O filme Olga, baseado no livro de Fernando Morais a respeito da alemã comunista que foi mulher do líder comunista brasileiro Luiz Carlos Prestes, enfim chegou aos cinemas. Com pinta de grande sucesso, com o rótulo de superprodução a arrebatar platéias e com a marca de um diretor de novelas consagrado - Jayme Monjardim, de Pantanal e A Casa das Sete Mulheres, entre outras.

A vida de Olga Benário Prestes foi digna de ser filmada. Revolucionária, amante do maior nome do comunismo no Brasil, viveu no período entre-guerras e sofreu pela sua condição de judia. Filha de uma família de classe média alemã, rompeu com a mesma para se dedicar à causa socialista, unindo-se ao governo revolucionário soviético. Olga, o filme, mostra desde sua saída de casa, ainda jovem, pela incompatibilidade com a postura da família até sua morte (sim, qualquer espectador minimamente informado sabe que ela morreu nas mãos de Hitler e seu regime nazista) numa câmara de gás em 1942.

Do Brasil ela se tornou conhecida e ganhou relevância histórica justamente por seu envolvimento com Prestes, o mesmo que se elevou contra o governo brasileiro na então chamada Coluna Prestes (uma referência apenas reverenciada no filme, que iniciou o contato e admiração de Olga pelo futuro esposo) e viveu quase a vida toda clandestinamente, preso ou perseguido por Getúlio Vargas. Seu romance com Prestes rendeu-lhe uma página de destaque na história do Brasil contemporânea, coisa que o livro de Fernando Morais engrandeceu e, num certo sentido, fez jus a seu nome.

O filme é formado por diversos flashbacks de Olga já presa e às vésperas de ser assassinada. De seu rosto sem cabelos, sofrido, mas que nunca deixou de transmitir emoção e compaixão. A atriz Camila Morgado, apesar de uma interpretação um tanto mecânica, tem seu forte justamente na expressão facial, especificamente em seus grandes olhos azuis. Seus olhos representam sua força e sua ambição, sua trajetória e seu sofrimento, seu desencanto e sua esperança. É através deles que Olga se apóia como narrativa, são eles a guiar, a insistir, a dominar o centro das telas. Duas imensas bolas azuis hipnotizantes que fazem de Olga a grande heroína que o filme quer construir. Olga, uma heroína nacional, mesmo sendo estrangeira.
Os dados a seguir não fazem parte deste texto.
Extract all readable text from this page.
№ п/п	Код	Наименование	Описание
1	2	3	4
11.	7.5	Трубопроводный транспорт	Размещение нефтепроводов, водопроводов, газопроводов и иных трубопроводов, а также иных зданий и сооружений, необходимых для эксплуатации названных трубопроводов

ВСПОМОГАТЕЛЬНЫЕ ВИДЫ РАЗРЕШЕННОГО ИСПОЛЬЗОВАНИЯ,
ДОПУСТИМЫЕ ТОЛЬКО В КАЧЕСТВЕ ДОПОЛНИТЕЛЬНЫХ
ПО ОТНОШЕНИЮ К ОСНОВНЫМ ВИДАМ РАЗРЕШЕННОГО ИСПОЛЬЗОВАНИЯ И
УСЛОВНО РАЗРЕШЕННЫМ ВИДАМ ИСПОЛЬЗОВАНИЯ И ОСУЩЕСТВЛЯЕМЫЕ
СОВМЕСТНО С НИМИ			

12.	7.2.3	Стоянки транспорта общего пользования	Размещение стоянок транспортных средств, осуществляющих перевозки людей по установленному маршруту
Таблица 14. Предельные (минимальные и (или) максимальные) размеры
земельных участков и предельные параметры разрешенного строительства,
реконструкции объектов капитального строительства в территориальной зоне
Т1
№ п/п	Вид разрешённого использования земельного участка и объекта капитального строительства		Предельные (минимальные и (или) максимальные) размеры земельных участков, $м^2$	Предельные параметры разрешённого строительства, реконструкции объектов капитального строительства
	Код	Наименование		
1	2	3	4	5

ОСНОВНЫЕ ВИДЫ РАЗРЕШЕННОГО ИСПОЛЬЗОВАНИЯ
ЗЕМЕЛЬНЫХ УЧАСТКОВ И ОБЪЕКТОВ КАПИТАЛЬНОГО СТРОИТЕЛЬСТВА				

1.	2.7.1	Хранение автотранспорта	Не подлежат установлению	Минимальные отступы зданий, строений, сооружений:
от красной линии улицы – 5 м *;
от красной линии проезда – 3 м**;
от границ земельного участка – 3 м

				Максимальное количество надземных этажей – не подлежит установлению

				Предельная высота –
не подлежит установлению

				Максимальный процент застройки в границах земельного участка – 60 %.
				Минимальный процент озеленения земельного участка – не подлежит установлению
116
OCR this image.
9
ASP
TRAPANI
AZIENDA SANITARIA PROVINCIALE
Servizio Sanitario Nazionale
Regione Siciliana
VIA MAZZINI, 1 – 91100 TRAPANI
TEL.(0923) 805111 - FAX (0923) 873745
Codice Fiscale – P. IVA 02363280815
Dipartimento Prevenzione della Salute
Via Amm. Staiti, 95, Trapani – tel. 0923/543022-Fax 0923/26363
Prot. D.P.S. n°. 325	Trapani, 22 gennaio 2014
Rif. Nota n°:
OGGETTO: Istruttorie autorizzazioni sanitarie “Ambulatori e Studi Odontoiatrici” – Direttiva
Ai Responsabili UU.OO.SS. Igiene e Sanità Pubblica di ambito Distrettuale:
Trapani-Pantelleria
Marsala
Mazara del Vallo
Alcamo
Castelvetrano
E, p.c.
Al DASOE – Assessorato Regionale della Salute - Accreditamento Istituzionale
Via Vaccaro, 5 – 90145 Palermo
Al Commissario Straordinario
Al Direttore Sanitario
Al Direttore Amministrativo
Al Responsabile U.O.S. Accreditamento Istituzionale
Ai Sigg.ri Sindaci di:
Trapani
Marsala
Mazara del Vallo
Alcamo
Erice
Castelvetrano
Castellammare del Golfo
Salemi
Os olhos de Olga são também o grande chamariz da história. Num filme em que predomina o cinza, o preto e o branco, a força de um par de olhos azuis surge como aquilo que pode fazer a diferença. Pela iluminação, muitos planos fechados e filmagens em interior, o cinza e sua monotonia gerados são sempre quebrados pelo profundo azul de seus olhos. Como no poema em que Prestes e Olga declamam ao fazerem amor e sempre relembram, "Iluminar... Iluminar como o sol, iluminar e só". Os olhos de Olga são exatamente isso - a iluminação que o mundo precisaria naquele instante (e no de hoje também, se pensarmos que toda obra fala de seu próprio tempo). Eles funcionam tal qual A Lista de Schindler, de Steven Spielberg, um filme todo preto & branco em que a única coisa com cor é uma garotinha de vestido vermelho que surge na tela por alguns segundos em meio aos cadáveres do holocausto.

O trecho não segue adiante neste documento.